Collectable Card Games (CCGs) made headway in the 1990s. The introduction of Magic: The Gathering issued in an avalanche of different card games all with their own variations gameplay, strategy and background stories. I became aware of these games during my heyday at the local Laser Tag facility at which I was employed. In the days before online gaming, gaggles of nerds gathered in person to challenge each other in games of skill. It was a common sight to see many card games being played in the seating areas around the game facility. I got sucked into the CCG world along with a few other male employees at this time as we were friends with the regulars who spent more time there than those of us who were actually employed at the business.
It became quickly apparent, that during the games we watched, certain cards were more rare or had better abilities than others. This began the rise in trading card values. Magic was the clear favorite amongst the gamers, so obviously I tried out Wyvern instead. I may be one of only two people to have actually played this CCG. This also meant that I missed out on purchasing older M:TG packs which actually had some value. Wyvern might as well have had the Image logo printed on them. Anyway, I eventually got into M:TG and played fairly decent games. I had a variety of playable decks available mainly due to the fact that I owned about 6000 cards. The plus side was that I saw it as a game, not as collectables. I mean, how can you expect cards to hold great value when the game requires you to use the newest sets and older cards become unusable. Certain cards also became restricted or banned from play, which makes for a poor investment if no one can use them. However, some cards have done well in the set, just none of the ones I own. So, if you happen to own a Black Lotus, Time Twister, Ancestral Recall or any Mox cards, you may have done well assuming anyone ever wants to actually shell out the money to purchase these from you. As we’ve said before, they are only worth what someone is willing to pay and I believe that pool of buyers is rapidly depleting.
There were several other sets that did well with younger crowds like Pokemon, which taught the finer points of dog fighting on a larger scale. Then there was Yu-Gi-Oh, which spawned one of the stupidest cartoons ever. Is it really necessary for two opponents, who are apparently some sort of masters at the game, to have to explain in great detail every move they are making and how it will ultimately affect the other opponent's critters? Then the sadistic asshole writers would also make you listen to the inner dialogue the players were having with themselves. I’m glad poker isn’t like that.
Yu-Gi-Oh-No! More excuses to blow your cash
Star Wars tried cashing in on this too. I fell for it. I must admit I bought it exclusively to collect, because honestly who else is going to buy Star Wars stuff, this has to be a good investment, right?

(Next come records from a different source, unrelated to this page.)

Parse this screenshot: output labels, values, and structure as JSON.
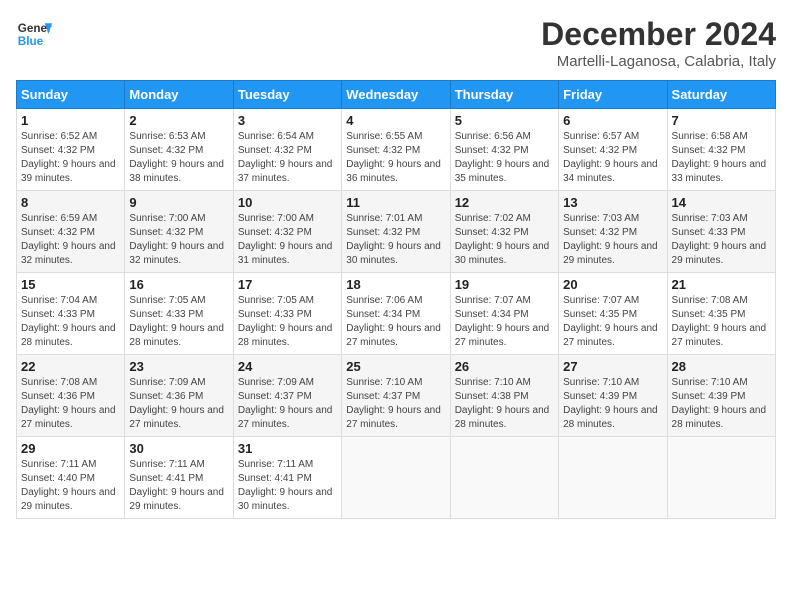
{
  "header": {
    "logo_line1": "General",
    "logo_line2": "Blue",
    "title": "December 2024",
    "subtitle": "Martelli-Laganosa, Calabria, Italy"
  },
  "days_of_week": [
    "Sunday",
    "Monday",
    "Tuesday",
    "Wednesday",
    "Thursday",
    "Friday",
    "Saturday"
  ],
  "weeks": [
    [
      {
        "day": "1",
        "sunrise": "6:52 AM",
        "sunset": "4:32 PM",
        "daylight": "9 hours and 39 minutes."
      },
      {
        "day": "2",
        "sunrise": "6:53 AM",
        "sunset": "4:32 PM",
        "daylight": "9 hours and 38 minutes."
      },
      {
        "day": "3",
        "sunrise": "6:54 AM",
        "sunset": "4:32 PM",
        "daylight": "9 hours and 37 minutes."
      },
      {
        "day": "4",
        "sunrise": "6:55 AM",
        "sunset": "4:32 PM",
        "daylight": "9 hours and 36 minutes."
      },
      {
        "day": "5",
        "sunrise": "6:56 AM",
        "sunset": "4:32 PM",
        "daylight": "9 hours and 35 minutes."
      },
      {
        "day": "6",
        "sunrise": "6:57 AM",
        "sunset": "4:32 PM",
        "daylight": "9 hours and 34 minutes."
      },
      {
        "day": "7",
        "sunrise": "6:58 AM",
        "sunset": "4:32 PM",
        "daylight": "9 hours and 33 minutes."
      }
    ],
    [
      {
        "day": "8",
        "sunrise": "6:59 AM",
        "sunset": "4:32 PM",
        "daylight": "9 hours and 32 minutes."
      },
      {
        "day": "9",
        "sunrise": "7:00 AM",
        "sunset": "4:32 PM",
        "daylight": "9 hours and 32 minutes."
      },
      {
        "day": "10",
        "sunrise": "7:00 AM",
        "sunset": "4:32 PM",
        "daylight": "9 hours and 31 minutes."
      },
      {
        "day": "11",
        "sunrise": "7:01 AM",
        "sunset": "4:32 PM",
        "daylight": "9 hours and 30 minutes."
      },
      {
        "day": "12",
        "sunrise": "7:02 AM",
        "sunset": "4:32 PM",
        "daylight": "9 hours and 30 minutes."
      },
      {
        "day": "13",
        "sunrise": "7:03 AM",
        "sunset": "4:32 PM",
        "daylight": "9 hours and 29 minutes."
      },
      {
        "day": "14",
        "sunrise": "7:03 AM",
        "sunset": "4:33 PM",
        "daylight": "9 hours and 29 minutes."
      }
    ],
    [
      {
        "day": "15",
        "sunrise": "7:04 AM",
        "sunset": "4:33 PM",
        "daylight": "9 hours and 28 minutes."
      },
      {
        "day": "16",
        "sunrise": "7:05 AM",
        "sunset": "4:33 PM",
        "daylight": "9 hours and 28 minutes."
      },
      {
        "day": "17",
        "sunrise": "7:05 AM",
        "sunset": "4:33 PM",
        "daylight": "9 hours and 28 minutes."
      },
      {
        "day": "18",
        "sunrise": "7:06 AM",
        "sunset": "4:34 PM",
        "daylight": "9 hours and 27 minutes."
      },
      {
        "day": "19",
        "sunrise": "7:07 AM",
        "sunset": "4:34 PM",
        "daylight": "9 hours and 27 minutes."
      },
      {
        "day": "20",
        "sunrise": "7:07 AM",
        "sunset": "4:35 PM",
        "daylight": "9 hours and 27 minutes."
      },
      {
        "day": "21",
        "sunrise": "7:08 AM",
        "sunset": "4:35 PM",
        "daylight": "9 hours and 27 minutes."
      }
    ],
    [
      {
        "day": "22",
        "sunrise": "7:08 AM",
        "sunset": "4:36 PM",
        "daylight": "9 hours and 27 minutes."
      },
      {
        "day": "23",
        "sunrise": "7:09 AM",
        "sunset": "4:36 PM",
        "daylight": "9 hours and 27 minutes."
      },
      {
        "day": "24",
        "sunrise": "7:09 AM",
        "sunset": "4:37 PM",
        "daylight": "9 hours and 27 minutes."
      },
      {
        "day": "25",
        "sunrise": "7:10 AM",
        "sunset": "4:37 PM",
        "daylight": "9 hours and 27 minutes."
      },
      {
        "day": "26",
        "sunrise": "7:10 AM",
        "sunset": "4:38 PM",
        "daylight": "9 hours and 28 minutes."
      },
      {
        "day": "27",
        "sunrise": "7:10 AM",
        "sunset": "4:39 PM",
        "daylight": "9 hours and 28 minutes."
      },
      {
        "day": "28",
        "sunrise": "7:10 AM",
        "sunset": "4:39 PM",
        "daylight": "9 hours and 28 minutes."
      }
    ],
    [
      {
        "day": "29",
        "sunrise": "7:11 AM",
        "sunset": "4:40 PM",
        "daylight": "9 hours and 29 minutes."
      },
      {
        "day": "30",
        "sunrise": "7:11 AM",
        "sunset": "4:41 PM",
        "daylight": "9 hours and 29 minutes."
      },
      {
        "day": "31",
        "sunrise": "7:11 AM",
        "sunset": "4:41 PM",
        "daylight": "9 hours and 30 minutes."
      },
      null,
      null,
      null,
      null
    ]
  ],
  "labels": {
    "sunrise": "Sunrise:",
    "sunset": "Sunset:",
    "daylight": "Daylight:"
  }
}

Lucas jumping on the bandwagon?...Weird
For those of you who got into CCGs because you enjoyed playing the game, kudos to you and I hope you had/have fun with your game. If you made investment choices buying Legend of the Five Rings or Jyhad (if you bought Jyhad you should get punched in the privates) then you probably got caught up in the hype. I will conclude that CCGs have their allure, but play them for fun, if you want to make money on cards, go to the casino.